For a Self Organizing Map you must specify the x and y dimensions of the map. The x and y dimensions will determine the number of partitions that you segregate your data into, eg. if you choose 3 x 3, you will get 9 partitions. Internally 9 vectors will be initialized, one for each partition. The dimensionality of the vectors is determined by the number of experiments that there are in your datafile. For instance if you have 10 experiments, then the vectors will be 10 dimensional, ie have 10 coordinates. Each of these coordinates is randomly initialized. In addition these partitions have a relationship to each other, in that they sit in a 2-dimensional grid, as defined by the user (eg 3 x 3). In this grid, it could be said that one partition is physically closer to another partition than it is to a 3rd partition. eg the top left partition in a 3 x 3 grid is closer to the middle left partition, than it is to the bottom right partition. This concept is important when we consider how the SOM is refined. At the beginning, the relationship of the partitions in physical space has no bearing on the relationships between the vectors that associate with them. Thus the map is unorganized.
A gene from the list of genes in your data file is then picked at random, and its expression pattern is compared to each of the vectors that were initialized randomly in the first step, one vector for each partition.
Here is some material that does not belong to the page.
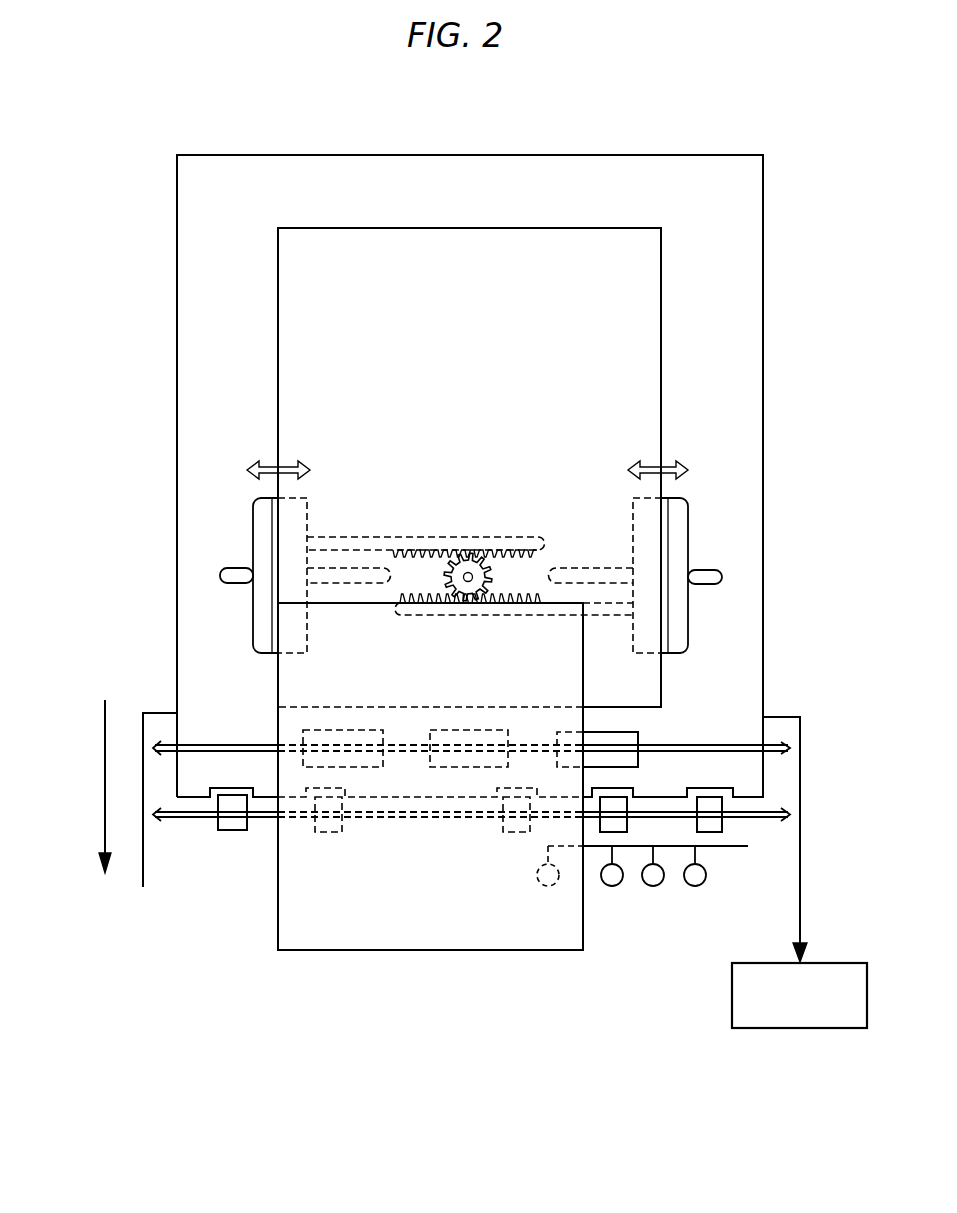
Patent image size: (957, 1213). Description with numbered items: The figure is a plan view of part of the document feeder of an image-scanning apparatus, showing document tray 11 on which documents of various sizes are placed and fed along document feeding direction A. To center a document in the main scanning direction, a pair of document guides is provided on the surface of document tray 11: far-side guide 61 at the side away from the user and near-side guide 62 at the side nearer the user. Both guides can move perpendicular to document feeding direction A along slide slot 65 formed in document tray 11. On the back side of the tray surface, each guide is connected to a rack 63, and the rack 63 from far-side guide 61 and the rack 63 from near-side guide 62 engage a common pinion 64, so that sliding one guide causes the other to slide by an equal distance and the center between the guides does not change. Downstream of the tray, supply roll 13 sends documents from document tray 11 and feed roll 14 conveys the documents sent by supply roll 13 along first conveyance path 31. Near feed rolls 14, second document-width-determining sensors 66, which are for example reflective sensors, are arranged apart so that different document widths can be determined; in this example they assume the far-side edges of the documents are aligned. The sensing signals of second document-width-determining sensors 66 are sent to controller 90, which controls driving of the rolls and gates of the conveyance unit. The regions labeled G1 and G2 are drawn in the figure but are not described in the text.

The vector to which the expression vector of the picked gene is most similar is then modified, so that it more closely resembles the expression vector of that gene. In addition the vectors that belong to the partitions that are physically closest (in the 2 dimensional grid) to the partition whose vector was just modified are also modified, so that they too resemble the gene's expression vector a little more closely. This process (picking a gene at random; seeing to which vector it is most similar; modifying that vector; modifying the vectors of the partitions that are close to the partition which had the most similar vector) is repeated 100,000 times.
As the iteration number increases, the amount by which the vectors are modified decreases. Also the definition of which partitions are close to each other changes. eg in the first iteration all partitions may be considered close to each other, but after 50,000 iterations a partition may be considered close to another, only if it is less than half of the width of the entire grid away. At the end no partitions may be considered close to each other. Essentially a circle is drawn on the 2 dimensional grid, with its center being in the center of the partition whose vector was most similar to the picked gene's expression pattern. Any partitions that fall within that circle are considered 'close', and so their vectors are modified. The radius of this circle decreases with each iteration. Hence with each iteration fewer vectors are modified by smaller amounts, so that the map eventually settles down. It is important to note that algorithm leads to the vectors of neighbouring partitions being somewhat similar to each other, and vectors of partitions that are physically distant are dissimilar to each other. Thus the map has become organized.
After the 100,000 iterations have occured, the genes are then partitioned. This is simply done by assigning a gene to the partition whose associated vector is most similar to its expression vector. A gene may currently only be put in one partition (though this could be changed), and a partition may theoretically contain all or none of the genes. In practice though this rarely occurs, unless there are few genes, or few partitions.
The contents of each partition is then clustered by hierarchical clustering.